Di antara manusia ada yang menjadikan selain Allah sebagai sekutunya, mereka mencintainya sebagaimana mereka mencintai Allah, sementara orang beriman sangat mencintai Allah (Al-Baqarah 165). Tidak beriman di antara kalian, sampai aku lebih dicintai dari orang tua, anak, harta dan manusia lainnya. (HR. Muslim).
Cinta kepada Allah dan Nabi bukanlah dua esensi yang berbeda, tapi merupakan satu kesatuan yang tidak dapat dipisahkan. Tidaklah dikatakan orang cinta kepada Allah jika tidak mencintai Nabi-Nya, sebaliknya juga tidaklah dikatakan orang cinta kepada Nabi jika tidak mencintai Allah. Itulah makna ayat “Jika kalian mencintai Allah ikutilah saya, pasti Allah mencintai kalian”, demikian potongan terjemahan ayat 31 QS. Ali Imran.
Bahkan Nabi Muhammad saw menjadi wasilah cinta seorang hamba kepada Tuhan, sebagaimana perintah al-Qur’an yang termaktub dalam QS. al-Maidah yang mengisyaratkan mencari wasilah untuk mecapai ketakwaan. Wasilah yang dimaksud adalah Nabi Muhammad saw sebagaimana dalam doa yang selalu dibaca Ketika mendengarkan azan “Aati Sayyidana Muhammad al-wasilah wal-fadhilah..”, artinya berikan kepada Junjungan kami Muhammad wasilah dan kemuliaan).
Cinta dimulai dengan keterkaitan hati kepada yang dicintai, ini ditandai dengan selalu mengingatnya kapanpun dan di manapun berada. Ada keinginan untuk selalu ingin berjumpa dan bercengkrama dengan yang dicintai karena kecondongan dan keterpenuhan hati yang luar biasa mengisi sanubarinya. Kerinduannya yang terus memuncak menjadikan lupa dan menganggap tidak ada selainnya. Puncak dari cinta seperti ini adalah menuruti dan menaati apa saja keinginan yang dicintainya.

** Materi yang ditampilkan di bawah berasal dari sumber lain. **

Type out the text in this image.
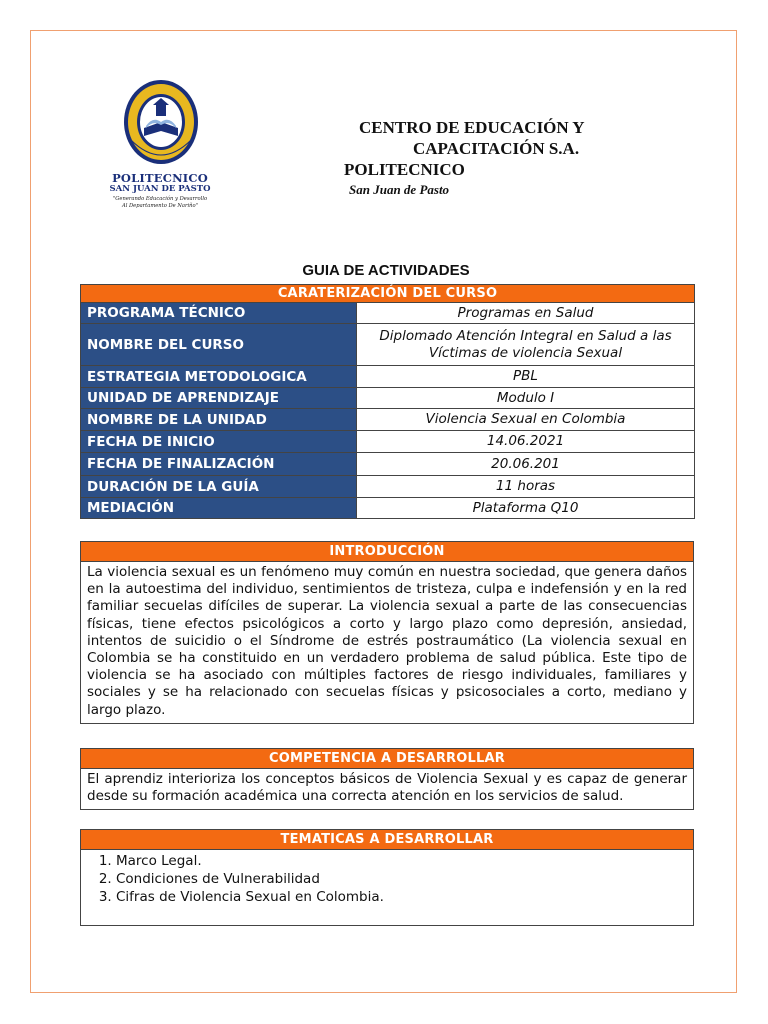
POLITECNICO
SAN JUAN DE PASTO
"Generando Educación y Desarrollo
Al Departamento De Nariño"
CENTRO DE EDUCACIÓN Y
CAPACITACIÓN S.A.
POLITECNICO
San Juan de Pasto
GUIA DE ACTIVIDADES
CARATERIZACIÓN DEL CURSO	
PROGRAMA TÉCNICO	Programas en Salud
NOMBRE DEL CURSO	Diplomado Atención Integral en Salud a las Víctimas de violencia Sexual
ESTRATEGIA METODOLOGICA	PBL
UNIDAD DE APRENDIZAJE	Modulo I
NOMBRE DE LA UNIDAD	Violencia Sexual en Colombia
FECHA DE INICIO	14.06.2021
FECHA DE FINALIZACIÓN	20.06.201
DURACIÓN DE LA GUÍA	11 horas
MEDIACIÓN	Plataforma Q10
INTRODUCCIÓN
La violencia sexual es un fenómeno muy común en nuestra sociedad, que genera daños en la autoestima del individuo, sentimientos de tristeza, culpa e indefensión y en la red familiar secuelas difíciles de superar. La violencia sexual a parte de las consecuencias físicas, tiene efectos psicológicos a corto y largo plazo como depresión, ansiedad, intentos de suicidio o el Síndrome de estrés postraumático (La violencia sexual en Colombia se ha constituido en un verdadero problema de salud pública. Este tipo de violencia se ha asociado con múltiples factores de riesgo individuales, familiares y sociales y se ha relacionado con secuelas físicas y psicosociales a corto, mediano y largo plazo.
COMPETENCIA A DESARROLLAR
El aprendiz interioriza los conceptos básicos de Violencia Sexual y es capaz de generar desde su formación académica una correcta atención en los servicios de salud.
TEMATICAS A DESARROLLAR
1. Marco Legal.
2. Condiciones de Vulnerabilidad
3. Cifras de Violencia Sexual en Colombia.
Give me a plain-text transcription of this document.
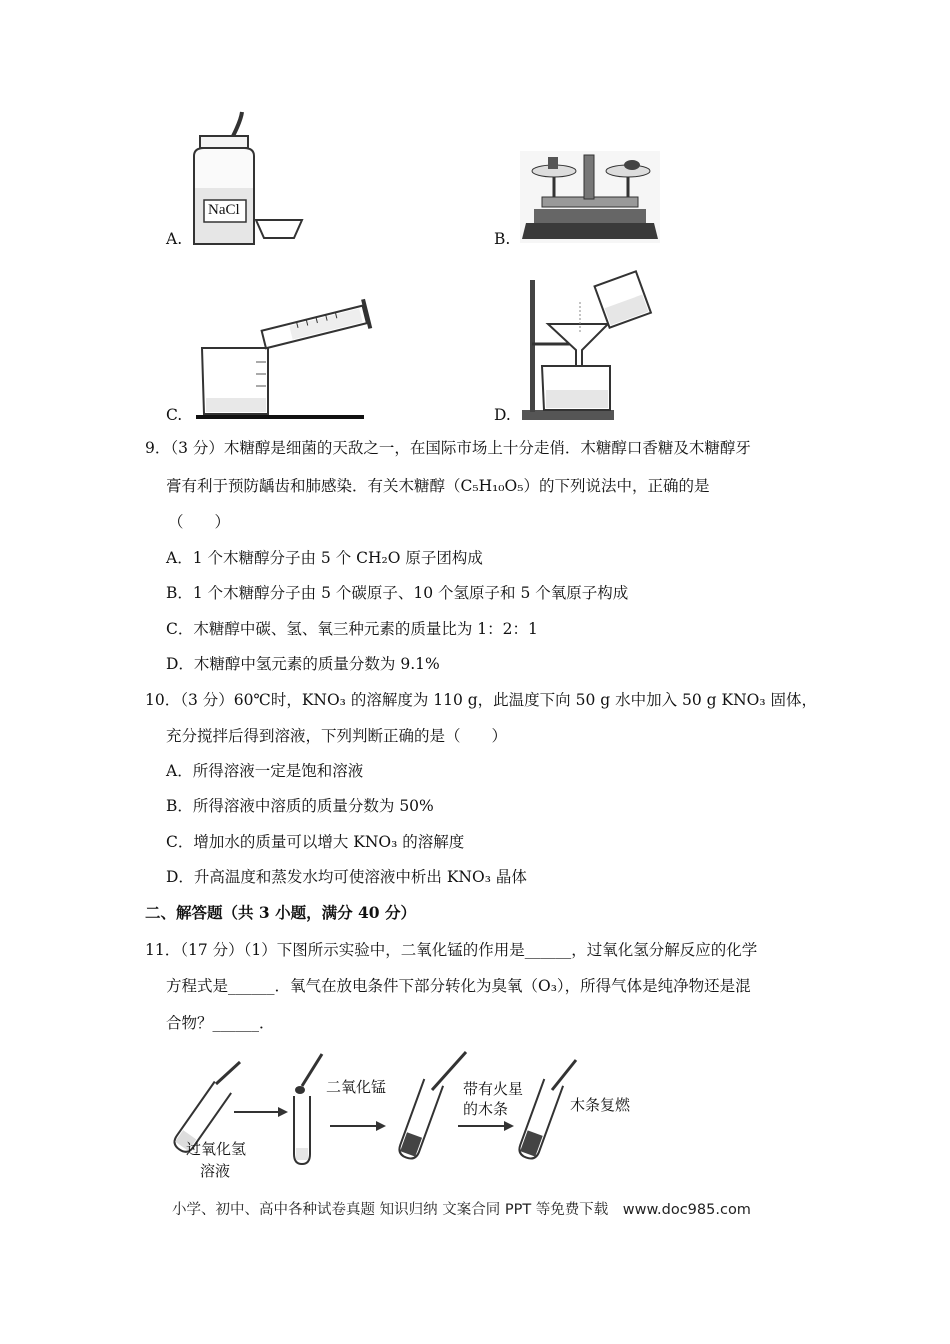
NaCl
A.	B.
C.	D.
9．（3 分）木糖醇是细菌的天敌之一，在国际市场上十分走俏．木糖醇口香糖及木糖醇牙
膏有利于预防龋齿和肺感染．有关木糖醇（C₅H₁₀O₅）的下列说法中，正确的是
（　　）
A．1 个木糖醇分子由 5 个 CH₂O 原子团构成
B．1 个木糖醇分子由 5 个碳原子、10 个氢原子和 5 个氧原子构成
C．木糖醇中碳、氢、氧三种元素的质量比为 1：2：1
D．木糖醇中氢元素的质量分数为 9.1%
10．（3 分）60℃时，KNO₃ 的溶解度为 110 g，此温度下向 50 g 水中加入 50 g KNO₃ 固体，
充分搅拌后得到溶液，下列判断正确的是（　　）
A．所得溶液一定是饱和溶液
B．所得溶液中溶质的质量分数为 50%
C．增加水的质量可以增大 KNO₃ 的溶解度
D．升高温度和蒸发水均可使溶液中析出 KNO₃ 晶体
二、解答题（共 3 小题，满分 40 分）
11．（17 分）（1）下图所示实验中，二氧化锰的作用是______，过氧化氢分解反应的化学
方程式是______．氧气在放电条件下部分转化为臭氧（O₃），所得气体是纯净物还是混
合物？______．
过氧化氢
溶液
二氧化锰	带有火星
的木条	木条复燃
小学、初中、高中各种试卷真题 知识归纳 文案合同 PPT 等免费下载　www.doc985.com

Menaati apa keinginan yang dicintai disebut tatayyum atau ta’abbud sebagai refleksi pengabdian seorang hamba kepada tuannya. Menjadi hamba adalah penyadaran atas kehinaan diri yang tidak memiliki apapun selain dari tuannya, hidupnya sepenuhnya dalam genggamannya. Kesadaran ini membuat dirinya bersimpuh dan bersujud memohon segala kebutuhan lahir batinnya.
Dilampiaskan dalam satu gerakan yang paling hina yakni sujud dengan meratakan wajah selurus dengan kaki. Wajah adalah simbol kehormatan bagi manusia, potongan tubuh yang sangat sensitif jika diganggu oleh orang lain, karena dianggap menginjak harakat dan martabat manusia.
Mengikuti perintahnya dan menjauhi larangannya adalah puncak kecintaan seorang hamba kepada Tuhan. Sebaliknya juga demikian bukti bahwa Allah sangat mencintai seseorang apabila dijadikan sebagai orang beriman kepada-Nya tidak menjadi kafir kepada-Nya, selalu berada pada petunjuk kebenaran, senang berada bersama dengan orang-orang baik, bergaul dengan orang-orang saleh, senang melihat kebaikan dan konstruktif dalam membangun kemaslahatan umat dan manusia. Itulah refleksi dari cinta hakiki dari Tuhan kepada hambanya dan dari hamba kepada Tuhannya.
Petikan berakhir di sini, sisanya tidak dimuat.